Each subunit contains four helical domains labeled M1 to M4. The M2 domain forms
the channel pore. The upper panel shows a single
α-subunit with its N and C termini on the extracellular surface of the membrane
lipid bilayer. Between the N and C termini, the α-subunit forms four helices
(M1, M2, M3, and M4) that span the membrane bilayer. The lower
panel shows the pentameric structure of the nAChR of adult mammalian muscle.
The N termini of two subunits cooperate to form two distinct binding pockets for
acetylcholine (ACh). These pockets occur at the epsilon-α and the δ-α
subunit interface. The M2 membrane-spanning domain of each subunit lines the ion
channel. The doubly liganded ion channel has permeability equal to that of Na+
and K+
; Ca2+
contributes approximately 2.5% to the total permeability.
(Redrawn from Naguib M, Flood P, McArdle JJ, et al: Advances in neurobiology
of the neuromuscular junction: Implications for the anesthesiologist. Anesthesiology
96:202–231, 2002.)
Functionally, the ion channel of the acetylcholine receptor is closed in the resting state. Simultaneous binding of two acetylcholine molecules to the α-subunits[23] initiates conformational changes that open the channel.[24] [25] [26] On the other hand, it is enough for one molecule of a nondepolarizing neuromuscular blocker (a competitive antagonist) to bind to one subunit to produce a block.[27] Paul and coworkers [28] found a correlation between the ED50 (the dose that produces 50% depression of twitch tension) and the potency of nondepolarizing blockers at the adult nAChR.
Depolarizing neuromuscular blockers such as succinylcholine produce prolonged depolarization of the end-plate region that results in (1) desensitization of nAChR, (2) inactivation of voltage-gated sodium channels at the neuromuscular junction, and (3) increases in potassium permeability in the surrounding membrane (see Chapter 22 for details). [27] The end result is failure of action potential generation, and block ensues. It should be noted that although acetylcholine produces depolarization, under physiologic conditions it results in muscle contraction because it has a very short (few milliseconds) duration of action.[27] Acetylcholine is rapidly hydrolyzed by acetylcholinesterase[29] to acetic acid and choline. Administration of large doses of acetylcholine in experimental animals, though, produces neuromuscular blockade.[27]

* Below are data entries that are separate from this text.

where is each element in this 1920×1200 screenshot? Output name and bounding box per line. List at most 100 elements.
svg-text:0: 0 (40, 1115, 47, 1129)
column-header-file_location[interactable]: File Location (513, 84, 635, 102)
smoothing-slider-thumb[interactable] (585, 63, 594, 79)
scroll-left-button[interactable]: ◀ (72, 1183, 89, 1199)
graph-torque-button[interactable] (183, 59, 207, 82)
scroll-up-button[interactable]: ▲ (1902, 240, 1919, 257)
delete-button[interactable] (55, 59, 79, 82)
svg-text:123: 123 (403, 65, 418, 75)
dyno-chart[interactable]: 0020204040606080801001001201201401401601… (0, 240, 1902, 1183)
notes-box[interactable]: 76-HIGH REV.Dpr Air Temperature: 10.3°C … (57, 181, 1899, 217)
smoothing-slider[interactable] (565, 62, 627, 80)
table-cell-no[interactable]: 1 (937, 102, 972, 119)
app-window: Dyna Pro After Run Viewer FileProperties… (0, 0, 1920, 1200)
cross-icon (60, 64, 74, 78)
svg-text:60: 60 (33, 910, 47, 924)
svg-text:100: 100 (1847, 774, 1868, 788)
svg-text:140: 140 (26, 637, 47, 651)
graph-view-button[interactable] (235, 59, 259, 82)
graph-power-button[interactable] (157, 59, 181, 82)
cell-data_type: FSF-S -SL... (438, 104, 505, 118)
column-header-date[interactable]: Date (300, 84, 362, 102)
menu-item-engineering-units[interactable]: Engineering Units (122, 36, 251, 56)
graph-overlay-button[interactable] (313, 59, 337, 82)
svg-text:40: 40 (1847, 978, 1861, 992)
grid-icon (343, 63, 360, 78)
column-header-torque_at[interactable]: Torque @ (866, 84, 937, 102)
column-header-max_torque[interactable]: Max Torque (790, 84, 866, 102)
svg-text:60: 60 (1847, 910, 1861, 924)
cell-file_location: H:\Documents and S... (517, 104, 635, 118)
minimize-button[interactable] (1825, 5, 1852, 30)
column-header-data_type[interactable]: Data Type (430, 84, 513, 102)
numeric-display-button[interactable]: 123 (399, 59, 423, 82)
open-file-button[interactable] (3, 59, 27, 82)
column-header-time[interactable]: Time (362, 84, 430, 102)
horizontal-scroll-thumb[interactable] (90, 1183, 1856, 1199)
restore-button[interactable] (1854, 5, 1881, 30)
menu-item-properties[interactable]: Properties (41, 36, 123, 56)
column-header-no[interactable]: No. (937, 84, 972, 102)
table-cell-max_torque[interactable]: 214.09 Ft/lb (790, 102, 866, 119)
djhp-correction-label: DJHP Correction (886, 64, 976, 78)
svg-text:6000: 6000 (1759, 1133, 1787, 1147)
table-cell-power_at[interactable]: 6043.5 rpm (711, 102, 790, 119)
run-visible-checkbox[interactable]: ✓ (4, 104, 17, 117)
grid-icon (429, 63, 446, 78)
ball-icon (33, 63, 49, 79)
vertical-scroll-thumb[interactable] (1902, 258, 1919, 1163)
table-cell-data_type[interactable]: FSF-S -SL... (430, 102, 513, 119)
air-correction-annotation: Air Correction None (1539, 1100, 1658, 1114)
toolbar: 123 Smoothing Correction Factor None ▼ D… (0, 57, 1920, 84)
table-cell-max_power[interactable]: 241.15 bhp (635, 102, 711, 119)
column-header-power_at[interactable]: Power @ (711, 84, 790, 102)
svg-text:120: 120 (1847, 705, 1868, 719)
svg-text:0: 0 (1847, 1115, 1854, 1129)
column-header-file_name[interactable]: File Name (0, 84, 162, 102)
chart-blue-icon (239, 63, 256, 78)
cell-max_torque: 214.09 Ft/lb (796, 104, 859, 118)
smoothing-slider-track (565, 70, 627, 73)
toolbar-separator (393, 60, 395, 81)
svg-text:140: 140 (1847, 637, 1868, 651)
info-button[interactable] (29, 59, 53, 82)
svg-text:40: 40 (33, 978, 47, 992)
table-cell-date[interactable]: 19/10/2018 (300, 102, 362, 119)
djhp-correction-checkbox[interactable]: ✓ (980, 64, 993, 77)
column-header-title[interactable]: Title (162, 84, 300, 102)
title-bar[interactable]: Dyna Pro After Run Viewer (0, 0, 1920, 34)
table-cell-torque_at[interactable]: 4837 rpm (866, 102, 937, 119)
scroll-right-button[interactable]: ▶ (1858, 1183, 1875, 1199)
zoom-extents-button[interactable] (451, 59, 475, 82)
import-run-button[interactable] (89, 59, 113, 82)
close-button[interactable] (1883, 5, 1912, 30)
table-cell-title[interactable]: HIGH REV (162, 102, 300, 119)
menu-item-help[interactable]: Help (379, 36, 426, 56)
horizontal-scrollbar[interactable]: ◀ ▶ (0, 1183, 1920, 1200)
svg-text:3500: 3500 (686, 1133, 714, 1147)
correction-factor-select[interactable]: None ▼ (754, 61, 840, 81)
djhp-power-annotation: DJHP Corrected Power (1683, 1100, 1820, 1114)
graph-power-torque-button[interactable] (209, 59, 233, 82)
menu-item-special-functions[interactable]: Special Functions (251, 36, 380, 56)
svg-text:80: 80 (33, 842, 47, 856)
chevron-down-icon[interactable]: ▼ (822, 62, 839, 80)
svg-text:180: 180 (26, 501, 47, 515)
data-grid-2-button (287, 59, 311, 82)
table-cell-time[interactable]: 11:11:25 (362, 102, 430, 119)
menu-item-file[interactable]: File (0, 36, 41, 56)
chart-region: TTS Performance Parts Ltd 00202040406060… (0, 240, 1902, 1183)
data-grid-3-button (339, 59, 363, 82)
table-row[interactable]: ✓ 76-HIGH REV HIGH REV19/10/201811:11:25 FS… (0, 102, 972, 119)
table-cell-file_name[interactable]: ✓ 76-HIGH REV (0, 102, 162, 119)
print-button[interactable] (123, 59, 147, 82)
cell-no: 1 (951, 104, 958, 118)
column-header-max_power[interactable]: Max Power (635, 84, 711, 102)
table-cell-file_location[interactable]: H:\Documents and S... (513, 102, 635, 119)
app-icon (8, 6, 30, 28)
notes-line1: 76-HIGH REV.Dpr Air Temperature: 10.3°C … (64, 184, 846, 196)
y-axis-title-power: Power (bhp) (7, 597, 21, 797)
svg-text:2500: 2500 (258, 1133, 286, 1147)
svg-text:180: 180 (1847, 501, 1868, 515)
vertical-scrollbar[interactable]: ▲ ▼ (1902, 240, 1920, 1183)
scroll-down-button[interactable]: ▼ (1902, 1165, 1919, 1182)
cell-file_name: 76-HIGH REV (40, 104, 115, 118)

The fetal nAChR is a low-conductance channel, in contrast to the high-conductance channel of adult nAChR. Thus, acetylcholine release causes brief activation and a reduced probability of channel opening.[17] The upregulation of nAChRs that is found in states of functional or surgical denervation is characterized by the spreading of predominantly fetal-type nAChRs. These receptors are resistant to nondepolarizing neuromuscular blockers and more sensitive to succinylcholine. [30] When depolarized, the immature isoform has a prolonged open channel time, which exaggerates K+ efflux.[31]